「ナベツネと正力松太郎」野球に与えた影響の差…プロ野球全体の繁栄をどう考えていたのか
そういう形で1996年、渡邉は、前任の正力亨(正力松太郎の息子)を、名誉オーナーとして、自身が読売巨人軍のオーナーになった。 オーナーとして彼が強く意識したのは「巨人の覇権」だった。「正力松太郎の後継者」を意識する渡邉恒雄にとっては、正力が興した巨人を「球界の盟主、覇者」の地位から降ろすわけにはいかなかった。 しかし21世紀に入ってから「プロ野球の盟主、巨人」の力の根源だった「巨人戦の視聴率」が急落。各局は、ゴールデンタイムでのナイター中継から次々撤退していった。
2004年に入ると、パ・リーグ各球団の経営難が表面化した。渡邉は「2リーグ12球団体制」を「1リーグ10球団」に再編する構想を描く。まず東京ドームを巨人と共同で使用していた日本ハムファイターズの北海道移転に賛同する。北海道を準フランチャイズとしていた西武が難色を示したが、渡邉は西武の堤義明オーナーを説得。さらに、経営難に陥っていた近鉄とオリックスの合併も推進、ダイエーとロッテの合併話も推進しようとした。

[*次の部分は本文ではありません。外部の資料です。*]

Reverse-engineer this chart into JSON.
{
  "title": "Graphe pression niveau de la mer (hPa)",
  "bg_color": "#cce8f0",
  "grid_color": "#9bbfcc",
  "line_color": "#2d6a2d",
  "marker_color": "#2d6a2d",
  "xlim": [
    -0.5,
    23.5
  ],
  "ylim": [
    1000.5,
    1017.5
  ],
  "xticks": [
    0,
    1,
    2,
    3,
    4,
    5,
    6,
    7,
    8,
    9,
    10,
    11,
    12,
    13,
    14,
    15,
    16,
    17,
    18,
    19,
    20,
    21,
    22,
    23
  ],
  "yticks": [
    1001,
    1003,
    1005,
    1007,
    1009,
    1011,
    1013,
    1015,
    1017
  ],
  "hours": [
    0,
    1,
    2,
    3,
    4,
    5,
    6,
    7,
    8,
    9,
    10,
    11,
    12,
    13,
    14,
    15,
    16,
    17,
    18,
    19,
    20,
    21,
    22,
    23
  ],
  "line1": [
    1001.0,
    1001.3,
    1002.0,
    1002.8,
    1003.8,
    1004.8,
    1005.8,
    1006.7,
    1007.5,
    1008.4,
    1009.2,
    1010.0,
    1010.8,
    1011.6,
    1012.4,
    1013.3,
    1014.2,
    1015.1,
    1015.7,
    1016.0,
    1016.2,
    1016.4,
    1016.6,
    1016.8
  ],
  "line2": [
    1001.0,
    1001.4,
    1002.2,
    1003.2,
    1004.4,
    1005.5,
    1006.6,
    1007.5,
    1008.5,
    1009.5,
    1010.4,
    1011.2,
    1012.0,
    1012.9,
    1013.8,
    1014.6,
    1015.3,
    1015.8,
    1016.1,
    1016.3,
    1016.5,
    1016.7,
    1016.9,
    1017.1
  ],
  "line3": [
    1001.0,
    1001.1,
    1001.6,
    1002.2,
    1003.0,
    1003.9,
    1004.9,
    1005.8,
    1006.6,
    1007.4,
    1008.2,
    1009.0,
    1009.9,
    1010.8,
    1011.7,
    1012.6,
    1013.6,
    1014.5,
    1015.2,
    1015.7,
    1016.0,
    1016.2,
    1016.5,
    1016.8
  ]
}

渡邉は「1リーグ10球団」にすることで、巨人戦の「放映権」の恩恵をすべての球団にもたらそうと考えたのだ。それはすなわち「球界の盟主」としての巨人の地位を維持することでもあった。 正力松太郎が創設した「2リーグ12球団」という体制を、その後継者たる渡邉恒雄が終わらせようとしたのだ。 ■「たかが選手が」発言で1リーグ10球団構想は頓挫 この「球界再編」は、オーナー会議の賛同を得たことで、成功するかと思われたが、これに反対してストライキを打つ構えを見せたプロ野球選手会会長の古田敦也に対して渡邉が発した「分をわきまえなきゃいかんよ。たかが選手が」発言によって、世論は一気に選手会側に傾き、渡邉の「1リーグ10球団構想」は頓挫することとなった。
渡邉はこの年、明治大学の好投手、一場靖弘をめぐる「栄養費」問題にかかわってオーナー職を引責辞任したが、読売グループ、巨人への影響力は衰えなかった。2011年には「清武の乱」で世間を騒がせるなど、相変わらずプロ野球界の頂点に君臨した。 渡邉と親しかったスポーツジャーナリストの江尻良文の著書「渡邉恒雄とプロ野球」(双葉社)には、「江川事件」が勃発した際に、渡邉は江川卓の巨人入り、小林繁の阪神移籍へ向けて奔走したと書かれている。当時まだ局長クラスだった渡邉がこの大事件にどこまで関与したかは疑問が残るが、「球界のフィクサー」として大きな影響力を行使したことをことさら強調したかったのではないか。